The Global Competitiveness Report published by the World Economic Forum, the same crew that brings us the Davos circus every year, has become the ultimate league table for economic policy-makers.
Last week, it decided the United States and Switzerland were the two best economies in the world while New Zealand slipped from 21st to 24th place.
With its detailed verdicts on how well or badly each nation is doing in the global rat race, it makes headlines around the world.
Finance ministers break open the champagne when their country does well. If they drop a few places, they run for cover as their political opponents sharpen the knives.
It's a bunch of nonsense.
The complexity of modern economic performance makes it impossible to produce a ranking that makes useful distinctions between, say, the first-best economy and the fifth-best.
More to the point, many of the judgments drawn up by the forum are so bizarre as to make the whole ranking meaningless at best, laughable at worst.
No one faults the publicity skills of the forum. Just as it has managed to turn Davos into a global media event - even if it mostly consists of toothpaste salesmen delivering re-heated platitudes about global poverty - so it has turned its competitiveness report into a definitive arbiter of success or failure.
It has stirred debate, caused chin-pulling, fomented tossing of brickbats. So as the United Kingdom dropped from second to ninth in the rankings this year, the Conservative Party jumped on the figures.
"We should be heading up the league table, not falling down it," shadow chancellor George Osborne told the Daily Telegraph. "Gordon Brown has been running the economy for the last decade and he needs to take the blame."
The trouble is that where Britain stands in this report is about as important as where it stands in the global table tennis rankings.
Just take a look at which nation ranks as the most competitive in the world. The US.
Perhaps someone should tap a currency trader on the shoulder and break the news. The US dollar is hitting lows against other major currencies. The country has a huge trade deficit, a collapsing property market and a financial system that looks shaky.
True, it still has huge strengths: dozens of world-beating companies, a skilled and entrepreneurial workforce, plus relatively low taxes. But the world's most competitive?
"It defies reason," said Peter Schiff, president of Darien, Connecticut-based Euro Pacific Capital and author of Crash Proof: How to Profit From the Coming Economic Collapse.
"They have all these esoteric measures of an economy, but they are not really measuring competitiveness."
How about Switzerland at No 2? Hello. Are we talking about the country sandwiched between France, Germany and Italy? The one where growth has been sluggish for a decade and where the Swiss franc this month touched record lows against the euro?
To be clear, the ranking is compiled according to gauges of innovation, flexible labour markets and the size of financial markets. It also takes in the results of a poll of 13,000 business people around the world.

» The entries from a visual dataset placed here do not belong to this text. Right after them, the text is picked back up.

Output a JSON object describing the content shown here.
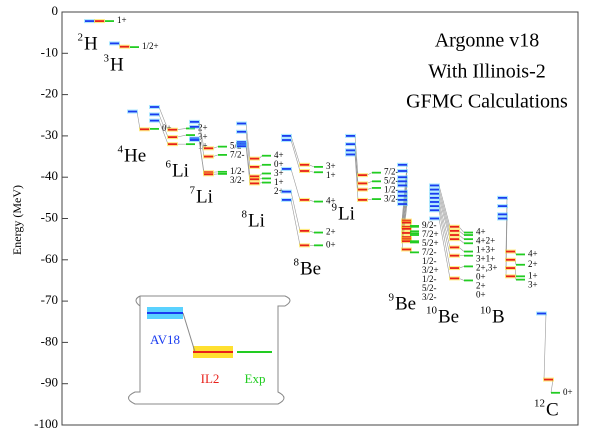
{
  "chart_data": {
    "type": "level",
    "title": [
      "Argonne v18",
      "With Illinois-2",
      "GFMC Calculations"
    ],
    "ylabel": "Energy (MeV)",
    "ylim": [
      -100,
      0
    ],
    "yticks": [
      0,
      -10,
      -20,
      -30,
      -40,
      -50,
      -60,
      -70,
      -80,
      -90,
      -100
    ],
    "series": [
      {
        "name": "AV18",
        "color": "#1a3cf0"
      },
      {
        "name": "IL2",
        "color": "#e8201a"
      },
      {
        "name": "Exp",
        "color": "#22cc22"
      }
    ],
    "nuclei": [
      {
        "mass": "2",
        "element": "H",
        "spins": [
          "1+"
        ],
        "av18": [
          -2.2
        ],
        "il2": [
          -2.2
        ],
        "exp": [
          -2.2
        ]
      },
      {
        "mass": "3",
        "element": "H",
        "spins": [
          "1/2+"
        ],
        "av18": [
          -7.6
        ],
        "il2": [
          -8.4
        ],
        "exp": [
          -8.5
        ]
      },
      {
        "mass": "4",
        "element": "He",
        "spins": [
          "0+"
        ],
        "av18": [
          -24.1
        ],
        "il2": [
          -28.4
        ],
        "exp": [
          -28.3
        ]
      },
      {
        "mass": "6",
        "element": "Li",
        "spins": [
          "2+",
          "3+",
          "1+"
        ],
        "av18": [
          -23,
          -24.8,
          -26.3
        ],
        "il2": [
          -28.5,
          -30.3,
          -32
        ],
        "exp": [
          -28.2,
          -29.8,
          -32
        ]
      },
      {
        "mass": "7",
        "element": "Li",
        "spins": [
          "5/2-",
          "7/2-",
          "1/2-",
          "3/2-"
        ],
        "av18": [
          -26.6,
          -27.8,
          -30.6,
          -31
        ],
        "il2": [
          -33,
          -35,
          -38.8,
          -39.3
        ],
        "exp": [
          -32.6,
          -34.6,
          -38.7,
          -39.2
        ]
      },
      {
        "mass": "8",
        "element": "Li",
        "spins": [
          "4+",
          "0+",
          "3+",
          "1+",
          "2+"
        ],
        "av18": [
          -27,
          -29,
          -31.5,
          -32,
          -32.5
        ],
        "il2": [
          -35.5,
          -37.5,
          -39.8,
          -40.5,
          -41.5
        ],
        "exp": [
          -34.8,
          -37,
          -39.1,
          -40.3,
          -41.3
        ]
      },
      {
        "mass": "8",
        "element": "Be",
        "spins": [
          "3+",
          "1+",
          "4+",
          "2+",
          "0+"
        ],
        "av18": [
          -30,
          -31,
          -38,
          -43.5,
          -45.5
        ],
        "il2": [
          -37,
          -38.5,
          -45.5,
          -53,
          -56.5
        ],
        "exp": [
          -37.5,
          -38.8,
          -45.9,
          -53.4,
          -56.5
        ]
      },
      {
        "mass": "9",
        "element": "Li",
        "spins": [
          "7/2-",
          "5/2-",
          "1/2-",
          "3/2-"
        ],
        "av18": [
          -30,
          -32,
          -33.5,
          -34.5
        ],
        "il2": [
          -39.5,
          -41.5,
          -43,
          -45.5
        ],
        "exp": [
          -38.9,
          -41,
          -42.6,
          -45.3
        ]
      },
      {
        "mass": "9",
        "element": "Be",
        "spins": [
          "9/2-",
          "7/2+",
          "5/2+",
          "7/2-",
          "1/2-",
          "3/2+",
          "1/2-",
          "5/2-",
          "3/2-"
        ],
        "av18": [
          -37,
          -38.5,
          -40,
          -41,
          -42,
          -43.5,
          -44.5,
          -45.5,
          -46.5
        ],
        "il2": [
          -50.5,
          -51,
          -52,
          -52.5,
          -53.5,
          -54.5,
          -55,
          -55.5,
          -57.5
        ],
        "exp": [
          -51.8,
          -52,
          -53.1,
          -53.6,
          -54,
          -55.5,
          -55.6,
          -55.8,
          -58.2
        ]
      },
      {
        "mass": "10",
        "element": "Be",
        "spins": [
          "4+",
          "4+2+",
          "1+3+",
          "3+1+",
          "2+,3+",
          "0+",
          "2+",
          "0+"
        ],
        "av18": [
          -42,
          -43,
          -44,
          -45,
          -46,
          -47,
          -48,
          -50
        ],
        "il2": [
          -52,
          -53,
          -54,
          -55,
          -57,
          -59,
          -62,
          -64.5
        ],
        "exp": [
          -53.4,
          -54,
          -55,
          -56,
          -58,
          -59,
          -61.6,
          -65
        ]
      },
      {
        "mass": "10",
        "element": "B",
        "spins": [
          "4+",
          "2+",
          "1+",
          "3+"
        ],
        "av18": [
          -45,
          -47,
          -49,
          -50
        ],
        "il2": [
          -58,
          -60,
          -62,
          -64
        ],
        "exp": [
          -58.7,
          -61.2,
          -64,
          -64.8
        ]
      },
      {
        "mass": "12",
        "element": "C",
        "spins": [
          "0+"
        ],
        "av18": [
          -73
        ],
        "il2": [
          -89
        ],
        "exp": [
          -92.2
        ]
      }
    ]
  }
}
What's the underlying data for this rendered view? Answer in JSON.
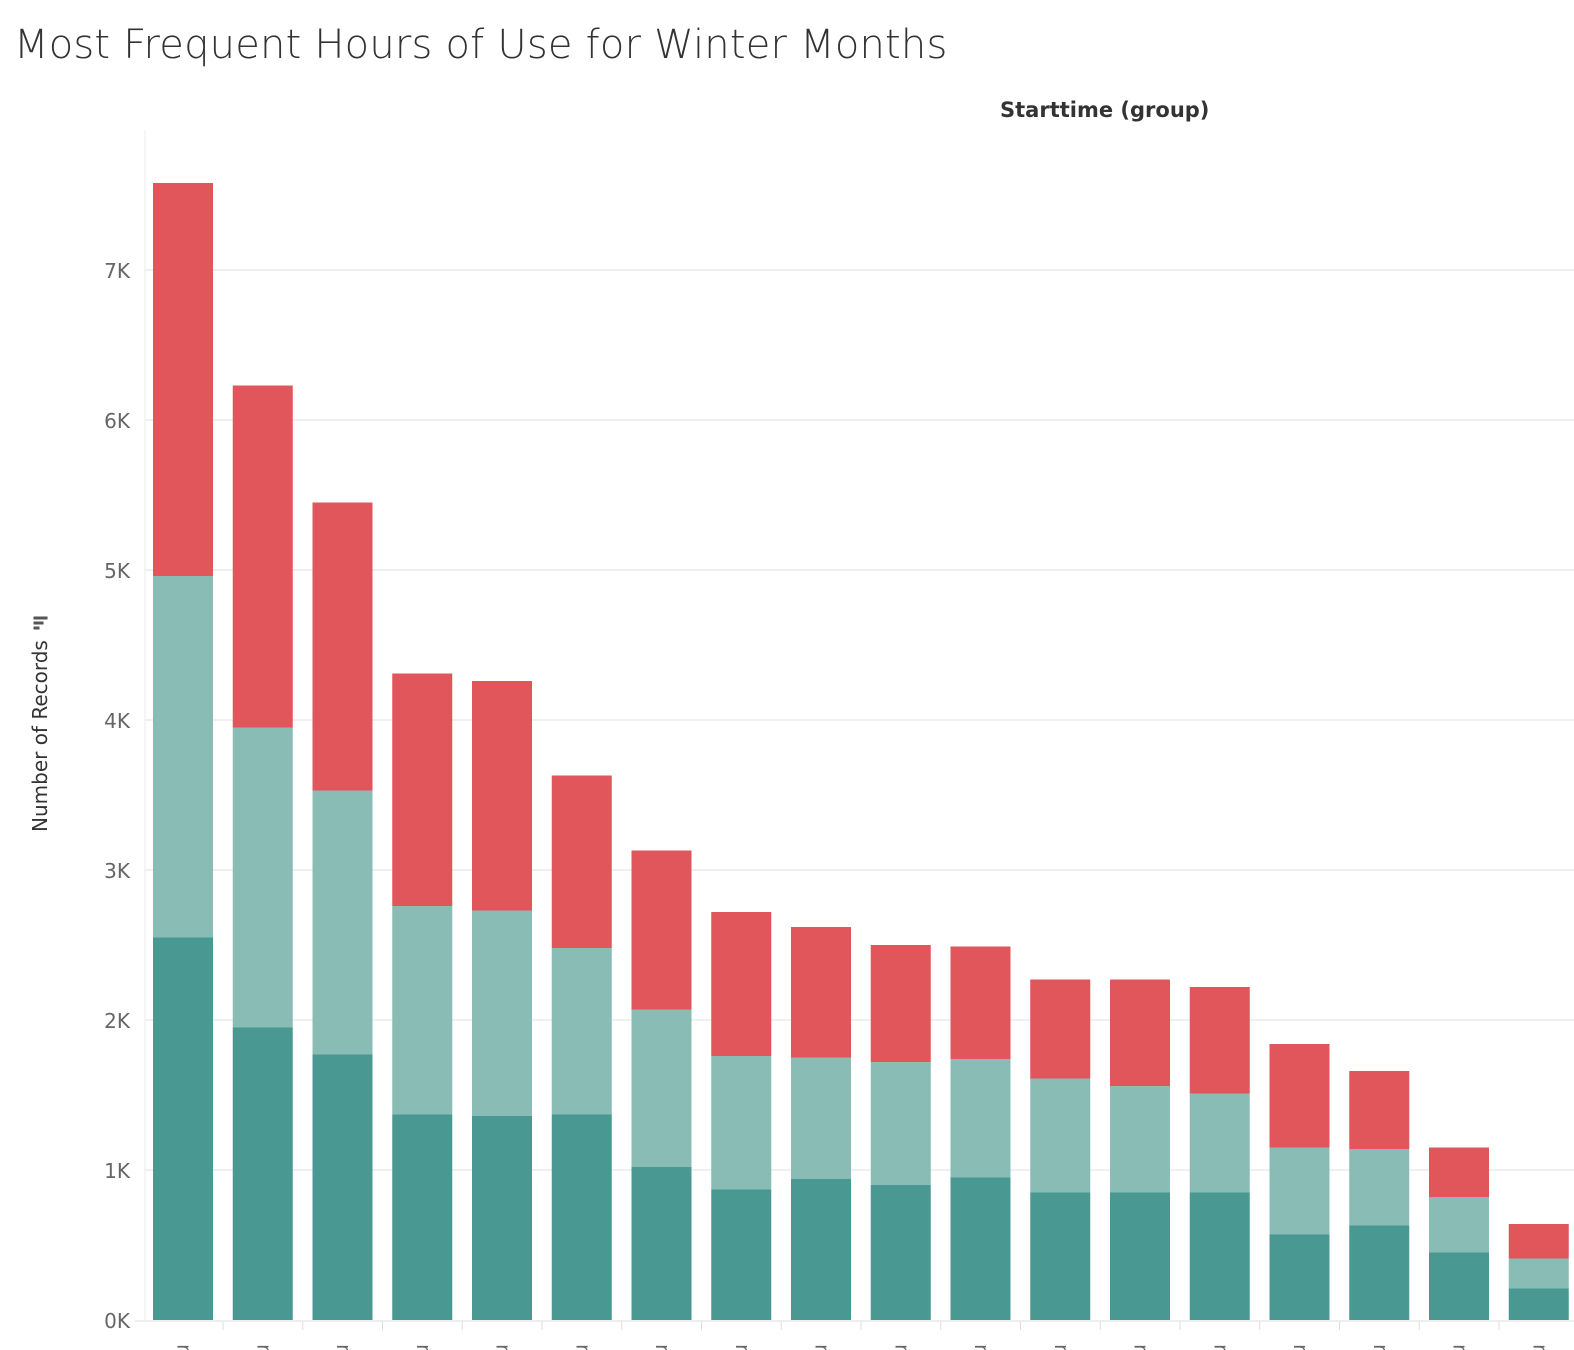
{
  "title": "Most Frequent Hours of Use for Winter Months",
  "column_header": "Starttime (group)",
  "y_axis": {
    "label": "Number of Records",
    "sort_icon": "sort-descending-icon"
  },
  "colors": {
    "dark_teal": "#4a9892",
    "light_teal": "#88bcb4",
    "red": "#e1565b",
    "grid": "#ececec",
    "axis_text": "#666666"
  },
  "chart_data": {
    "type": "bar",
    "stacked": true,
    "title": "Most Frequent Hours of Use for Winter Months",
    "xlabel": "",
    "ylabel": "Number of Records",
    "ylim": [
      0,
      7600
    ],
    "yticks": [
      0,
      1000,
      2000,
      3000,
      4000,
      5000,
      6000,
      7000
    ],
    "ytick_labels": [
      "0K",
      "1K",
      "2K",
      "3K",
      "4K",
      "5K",
      "6K",
      "7K"
    ],
    "categories": [
      "m",
      "m",
      "m",
      "m",
      "m",
      "m",
      "m",
      "m",
      "m",
      "m",
      "m",
      "m",
      "m",
      "m",
      "m",
      "m",
      "m",
      "m"
    ],
    "grid": "horizontal",
    "series": [
      {
        "color": "#4a9892",
        "values": [
          2550,
          1950,
          1770,
          1370,
          1360,
          1370,
          1020,
          870,
          940,
          900,
          950,
          850,
          850,
          850,
          570,
          630,
          450,
          210
        ]
      },
      {
        "color": "#88bcb4",
        "values": [
          2410,
          2000,
          1760,
          1390,
          1370,
          1110,
          1050,
          890,
          810,
          820,
          790,
          760,
          710,
          660,
          580,
          510,
          370,
          200
        ]
      },
      {
        "color": "#e1565b",
        "values": [
          2620,
          2280,
          1920,
          1550,
          1530,
          1150,
          1060,
          960,
          870,
          780,
          750,
          660,
          710,
          710,
          690,
          520,
          330,
          230
        ]
      }
    ]
  }
}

"We used to have the exchange rate as one of the variables but we dropped it this year because the effects are unclear," said Thierry Geiger, a Geneva-based economist with the Global Competitiveness Network. "We have a macro-stability pillar and, on that, the US ranks 75th but it does well in the other categories."
Yet, the more you look at the list, the stranger it seems. The problem with the UK's ranking isn't that it has dropped to ninth; it's that it climbed as high as second in light of its crumbling infrastructure, rising taxes and enormous trade deficit.

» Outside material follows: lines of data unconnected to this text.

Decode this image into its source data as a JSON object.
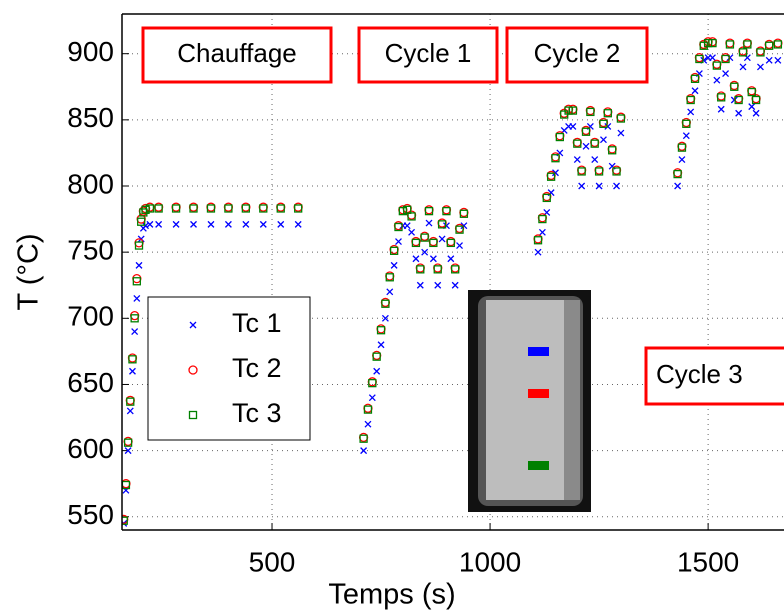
{
  "chart_data": {
    "type": "scatter",
    "xlabel": "Temps (s)",
    "ylabel": "T (°C)",
    "xlim": [
      156,
      1674
    ],
    "ylim": [
      540,
      930
    ],
    "xticks": [
      500,
      1000,
      1500
    ],
    "yticks": [
      550,
      600,
      650,
      700,
      750,
      800,
      850,
      900
    ],
    "grid": true,
    "legend": "left",
    "annotations": [
      "Chauffage",
      "Cycle 1",
      "Cycle 2",
      "Cycle 3"
    ],
    "x": [
      160,
      165,
      170,
      175,
      180,
      185,
      190,
      195,
      200,
      205,
      210,
      220,
      240,
      280,
      320,
      360,
      400,
      440,
      480,
      520,
      560,
      710,
      720,
      730,
      740,
      750,
      760,
      770,
      780,
      790,
      800,
      810,
      820,
      830,
      840,
      850,
      860,
      870,
      880,
      890,
      900,
      910,
      920,
      930,
      940,
      1110,
      1120,
      1130,
      1140,
      1150,
      1160,
      1170,
      1180,
      1190,
      1200,
      1210,
      1220,
      1230,
      1240,
      1250,
      1260,
      1270,
      1280,
      1290,
      1300,
      1430,
      1440,
      1450,
      1460,
      1470,
      1480,
      1490,
      1500,
      1510,
      1520,
      1530,
      1540,
      1550,
      1560,
      1570,
      1580,
      1590,
      1600,
      1610,
      1620,
      1640,
      1660
    ],
    "series": [
      {
        "name": "Tc 1",
        "color": "#0000ff",
        "marker": "x",
        "values": [
          545,
          570,
          600,
          630,
          660,
          690,
          715,
          740,
          760,
          768,
          770,
          771,
          771,
          771,
          771,
          771,
          771,
          771,
          771,
          771,
          771,
          600,
          620,
          640,
          660,
          680,
          700,
          720,
          740,
          758,
          770,
          770,
          765,
          745,
          725,
          750,
          772,
          745,
          725,
          760,
          770,
          745,
          725,
          755,
          770,
          750,
          765,
          780,
          795,
          810,
          825,
          842,
          845,
          845,
          820,
          800,
          830,
          845,
          820,
          800,
          835,
          845,
          815,
          800,
          840,
          800,
          820,
          838,
          856,
          872,
          885,
          895,
          897,
          897,
          880,
          858,
          885,
          897,
          865,
          855,
          890,
          897,
          860,
          855,
          890,
          895,
          895
        ]
      },
      {
        "name": "Tc 2",
        "color": "#ff0000",
        "marker": "circle",
        "values": [
          548,
          575,
          607,
          638,
          670,
          702,
          730,
          757,
          775,
          781,
          783,
          784,
          784,
          784,
          784,
          784,
          784,
          784,
          784,
          784,
          784,
          610,
          632,
          652,
          672,
          692,
          712,
          732,
          752,
          770,
          782,
          783,
          778,
          758,
          738,
          762,
          782,
          758,
          738,
          772,
          782,
          758,
          738,
          768,
          780,
          760,
          776,
          792,
          808,
          822,
          838,
          855,
          858,
          858,
          833,
          812,
          842,
          857,
          833,
          812,
          848,
          856,
          828,
          812,
          852,
          810,
          830,
          848,
          866,
          882,
          897,
          907,
          909,
          909,
          892,
          868,
          897,
          908,
          876,
          866,
          902,
          908,
          872,
          866,
          902,
          907,
          908
        ]
      },
      {
        "name": "Tc 3",
        "color": "#008000",
        "marker": "square",
        "values": [
          547,
          574,
          606,
          637,
          669,
          700,
          728,
          755,
          773,
          780,
          782,
          783,
          783,
          783,
          783,
          783,
          783,
          783,
          783,
          783,
          783,
          609,
          631,
          651,
          671,
          691,
          711,
          731,
          751,
          769,
          781,
          782,
          777,
          757,
          737,
          761,
          781,
          757,
          737,
          771,
          781,
          757,
          737,
          767,
          779,
          759,
          775,
          791,
          807,
          821,
          837,
          854,
          857,
          857,
          832,
          811,
          841,
          856,
          832,
          811,
          847,
          855,
          827,
          811,
          851,
          809,
          829,
          847,
          865,
          881,
          896,
          906,
          908,
          908,
          891,
          867,
          896,
          907,
          875,
          865,
          901,
          907,
          871,
          865,
          901,
          906,
          907
        ]
      }
    ]
  }
}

And Sweden at No. 4? Excuse us while we stuff an Ikea duvet into our mouths to stop from laughing. When was the last time you heard of a company moving its headquarters to Stockholm?

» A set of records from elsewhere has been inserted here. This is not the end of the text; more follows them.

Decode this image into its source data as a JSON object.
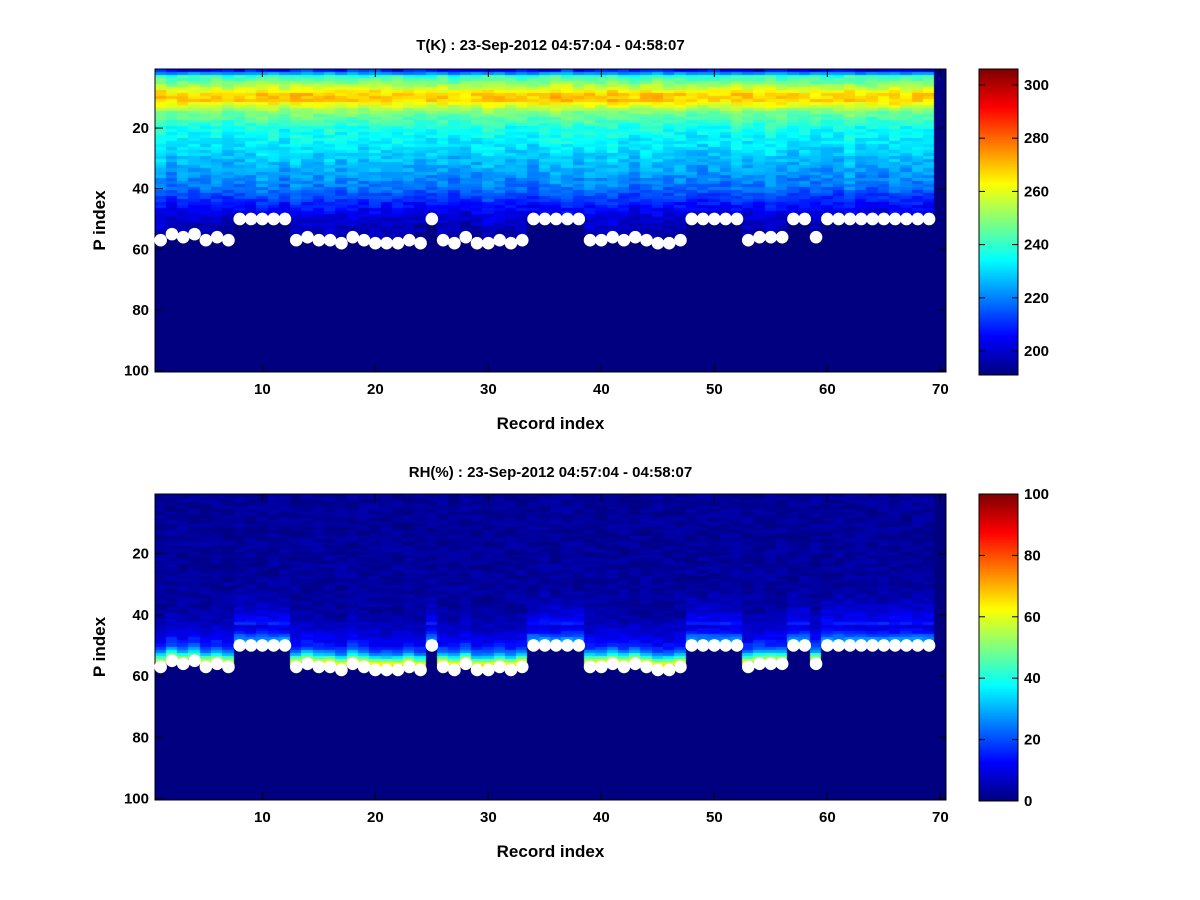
{
  "chart_data": [
    {
      "type": "heatmap",
      "title": "T(K) : 23-Sep-2012 04:57:04 - 04:58:07",
      "xlabel": "Record index",
      "ylabel": "P index",
      "xlim": [
        0.5,
        70.5
      ],
      "ylim": [
        0.5,
        100.5
      ],
      "y_reversed": true,
      "xticks": [
        10,
        20,
        30,
        40,
        50,
        60,
        70
      ],
      "yticks": [
        20,
        40,
        60,
        80,
        100
      ],
      "colormap": "jet",
      "clim": [
        191,
        306
      ],
      "colorbar_ticks": [
        200,
        220,
        240,
        260,
        280,
        300
      ],
      "profile_by_p_index": [
        [
          1,
          212
        ],
        [
          2,
          222
        ],
        [
          3,
          240
        ],
        [
          5,
          248
        ],
        [
          7,
          258
        ],
        [
          9,
          268
        ],
        [
          11,
          268
        ],
        [
          13,
          258
        ],
        [
          15,
          248
        ],
        [
          20,
          237
        ],
        [
          30,
          228
        ],
        [
          40,
          218
        ],
        [
          45,
          208
        ],
        [
          50,
          200
        ],
        [
          57,
          195
        ],
        [
          100,
          195
        ]
      ],
      "below_marker_value": 191,
      "marker_series": "surface P index"
    },
    {
      "type": "heatmap",
      "title": "RH(%) : 23-Sep-2012 04:57:04 - 04:58:07",
      "xlabel": "Record index",
      "ylabel": "P index",
      "xlim": [
        0.5,
        70.5
      ],
      "ylim": [
        0.5,
        100.5
      ],
      "y_reversed": true,
      "xticks": [
        10,
        20,
        30,
        40,
        50,
        60,
        70
      ],
      "yticks": [
        20,
        40,
        60,
        80,
        100
      ],
      "colormap": "jet",
      "clim": [
        0,
        100
      ],
      "colorbar_ticks": [
        0,
        20,
        40,
        60,
        80,
        100
      ],
      "profile_by_levels_above_marker": [
        [
          1,
          62
        ],
        [
          2,
          56
        ],
        [
          3,
          44
        ],
        [
          4,
          32
        ],
        [
          5,
          24
        ],
        [
          6,
          18
        ],
        [
          8,
          12
        ],
        [
          12,
          7
        ],
        [
          18,
          3
        ],
        [
          100,
          1
        ]
      ],
      "below_marker_value": 0,
      "marker_series": "surface P index"
    }
  ],
  "markers": {
    "records": [
      1,
      2,
      3,
      4,
      5,
      6,
      7,
      8,
      9,
      10,
      11,
      12,
      13,
      14,
      15,
      16,
      17,
      18,
      19,
      20,
      21,
      22,
      23,
      24,
      25,
      26,
      27,
      28,
      29,
      30,
      31,
      32,
      33,
      34,
      35,
      36,
      37,
      38,
      39,
      40,
      41,
      42,
      43,
      44,
      45,
      46,
      47,
      48,
      49,
      50,
      51,
      52,
      53,
      54,
      55,
      56,
      57,
      58,
      59,
      60,
      61,
      62,
      63,
      64,
      65,
      66,
      67,
      68,
      69
    ],
    "p_index": [
      57,
      55,
      56,
      55,
      57,
      56,
      57,
      50,
      50,
      50,
      50,
      50,
      57,
      56,
      57,
      57,
      58,
      56,
      57,
      58,
      58,
      58,
      57,
      58,
      50,
      57,
      58,
      56,
      58,
      58,
      57,
      58,
      57,
      50,
      50,
      50,
      50,
      50,
      57,
      57,
      56,
      57,
      56,
      57,
      58,
      58,
      57,
      50,
      50,
      50,
      50,
      50,
      57,
      56,
      56,
      56,
      50,
      50,
      56,
      50,
      50,
      50,
      50,
      50,
      50,
      50,
      50,
      50,
      50
    ],
    "color": "#ffffff"
  }
}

Meanwhile, there is no place in the top 10 for China or India. Indeed, there doesn't seem to be any room for Slovakia, growing at 9.4 per cent, or Lithuania or Latvia, expanding more than 10 per cent.
It's amazing that anyone takes this list seriously.
There are three serious points to make:
* First, we need more than one way of ranking nations. The forum has a bias for social welfare, hence Sweden's high ranking. That's fine, but how about a calculation that puts more weight on tax rates and de-regulation?
* Second, we already have good league tables of competitiveness. They are called stock, bond and currency markets. They give a far more accurate reading than any group of economists or polls of businessmen. Those markets tell us that China and the emerging economies of Asia and Eastern Europe are becoming more competitive by the day.
* Third, we should probably learn to pay less attention to league tables. What counts is how much you reform your own economy.
And, if nothing else, the task of compiling competitiveness tables could itself use a bit more competition.